AMUN: Adversarial Machine UNlearning
Ali Ebrahimpour-Boroojeny, Hari Sundaram, Varun Chandrasekaran
TL;DR
This work tackles privacy-driven machine unlearning by introducing AMUN, which uses fine-tuning on adversarial near-neighbors of forget samples to reduce confidence on the forget subset while preserving test accuracy, thereby mimicking retraining on the remaining data. The authors provide a theoretical bound on parameter updates to elucidate why small Lipschitz constants, tight adversarial proximity, and effective adversarial examples aid unlearning, and they validate AMUN against strong baselines across CIFAR-10 with both access/no-access to the remaining data. Empirical results show AMUN outperforms prior SOTA unlearning methods, remains effective under adversarially robust models, and scales to multiple sequential unlearning requests, with an ablation study confirming the critical role of the adversarial set.

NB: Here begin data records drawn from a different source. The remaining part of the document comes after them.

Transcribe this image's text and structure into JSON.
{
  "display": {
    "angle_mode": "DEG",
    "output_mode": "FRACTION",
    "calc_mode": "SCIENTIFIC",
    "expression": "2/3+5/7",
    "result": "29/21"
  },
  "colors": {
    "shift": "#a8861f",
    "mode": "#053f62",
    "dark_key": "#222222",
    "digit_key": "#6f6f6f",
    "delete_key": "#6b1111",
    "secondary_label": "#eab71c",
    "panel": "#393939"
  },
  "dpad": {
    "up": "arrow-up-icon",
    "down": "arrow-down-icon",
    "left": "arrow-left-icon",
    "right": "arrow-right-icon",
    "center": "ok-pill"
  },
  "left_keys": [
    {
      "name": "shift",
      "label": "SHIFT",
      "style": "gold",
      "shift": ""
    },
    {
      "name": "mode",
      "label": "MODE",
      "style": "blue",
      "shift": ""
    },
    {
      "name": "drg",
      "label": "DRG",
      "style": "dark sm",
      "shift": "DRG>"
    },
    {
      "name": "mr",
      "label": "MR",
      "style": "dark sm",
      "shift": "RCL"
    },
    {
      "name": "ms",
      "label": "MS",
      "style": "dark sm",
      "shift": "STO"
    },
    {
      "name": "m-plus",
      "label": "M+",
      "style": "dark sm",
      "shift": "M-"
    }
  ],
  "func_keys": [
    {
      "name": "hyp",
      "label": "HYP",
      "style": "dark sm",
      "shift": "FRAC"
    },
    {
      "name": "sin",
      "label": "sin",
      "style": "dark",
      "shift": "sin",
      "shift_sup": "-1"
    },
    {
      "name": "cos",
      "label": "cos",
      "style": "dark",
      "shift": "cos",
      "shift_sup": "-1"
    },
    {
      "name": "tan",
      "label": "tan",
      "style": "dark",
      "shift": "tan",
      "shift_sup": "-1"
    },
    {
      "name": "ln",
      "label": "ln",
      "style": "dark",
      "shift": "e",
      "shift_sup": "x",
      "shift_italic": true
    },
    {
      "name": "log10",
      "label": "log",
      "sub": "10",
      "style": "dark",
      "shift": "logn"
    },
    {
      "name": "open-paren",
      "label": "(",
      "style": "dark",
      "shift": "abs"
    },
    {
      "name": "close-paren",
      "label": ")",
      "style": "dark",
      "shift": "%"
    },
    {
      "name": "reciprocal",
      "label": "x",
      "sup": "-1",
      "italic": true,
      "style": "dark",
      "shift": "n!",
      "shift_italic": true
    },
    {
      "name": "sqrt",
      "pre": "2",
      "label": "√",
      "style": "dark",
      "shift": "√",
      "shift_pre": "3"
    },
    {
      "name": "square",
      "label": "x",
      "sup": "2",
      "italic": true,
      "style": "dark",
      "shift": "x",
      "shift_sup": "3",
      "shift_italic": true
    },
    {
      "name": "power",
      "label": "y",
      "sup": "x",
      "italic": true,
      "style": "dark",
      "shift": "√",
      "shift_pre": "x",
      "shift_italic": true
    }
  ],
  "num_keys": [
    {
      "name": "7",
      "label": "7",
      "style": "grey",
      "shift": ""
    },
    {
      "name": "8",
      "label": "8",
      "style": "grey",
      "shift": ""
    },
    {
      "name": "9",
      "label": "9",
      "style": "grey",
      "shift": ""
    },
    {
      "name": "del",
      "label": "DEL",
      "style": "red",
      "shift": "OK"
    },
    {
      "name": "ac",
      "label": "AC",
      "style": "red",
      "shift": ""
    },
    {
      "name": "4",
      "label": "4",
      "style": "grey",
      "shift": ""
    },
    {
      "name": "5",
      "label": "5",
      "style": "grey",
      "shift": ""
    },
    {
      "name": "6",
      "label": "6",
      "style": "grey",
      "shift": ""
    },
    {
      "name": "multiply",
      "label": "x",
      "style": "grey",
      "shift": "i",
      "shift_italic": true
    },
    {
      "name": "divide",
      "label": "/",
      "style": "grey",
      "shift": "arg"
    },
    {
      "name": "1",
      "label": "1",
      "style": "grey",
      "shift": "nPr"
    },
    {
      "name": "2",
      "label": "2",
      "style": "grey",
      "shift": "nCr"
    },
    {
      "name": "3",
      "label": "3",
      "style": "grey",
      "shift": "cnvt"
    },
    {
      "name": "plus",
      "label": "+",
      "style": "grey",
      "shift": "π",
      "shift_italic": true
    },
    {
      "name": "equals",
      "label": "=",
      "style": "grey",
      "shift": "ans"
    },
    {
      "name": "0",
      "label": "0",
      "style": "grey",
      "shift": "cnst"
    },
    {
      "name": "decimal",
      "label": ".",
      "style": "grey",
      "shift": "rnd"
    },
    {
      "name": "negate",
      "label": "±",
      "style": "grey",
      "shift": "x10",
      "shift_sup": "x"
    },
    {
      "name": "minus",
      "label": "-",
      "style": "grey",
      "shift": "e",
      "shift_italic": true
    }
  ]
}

The work advances practical, efficient unlearning with privacy-preserving implications, and opens avenues for extending the approach to other domains and formal privacy guarantees.
Abstract
Machine unlearning, where users can request the deletion of a forget dataset, is becoming increasingly important because of numerous privacy regulations. Initial works on ``exact'' unlearning (e.g., retraining) incur large computational overheads. However, while computationally inexpensive, ``approximate'' methods have fallen short of reaching the effectiveness of exact unlearning: models produced fail to obtain comparable accuracy and prediction confidence on both the forget and test (i.e., unseen) dataset. Exploiting this observation, we propose a new unlearning method, Adversarial Machine UNlearning (AMUN), that outperforms prior state-of-the-art (SOTA) methods for image classification. AMUN lowers the confidence of the model on the forget samples by fine-tuning the model on their corresponding adversarial examples. Adversarial examples naturally belong to the distribution imposed by the model on the input space; fine-tuning the model on the adversarial examples closest to the corresponding forget samples (a) localizes the changes to the decision boundary of the model around each forget sample and (b) avoids drastic changes to the global behavior of the model, thereby preserving the model's accuracy on test samples. Using AMUN for unlearning a random $10\%$ of CIFAR-10 samples, we observe that even SOTA membership inference attacks cannot do better than random guessing.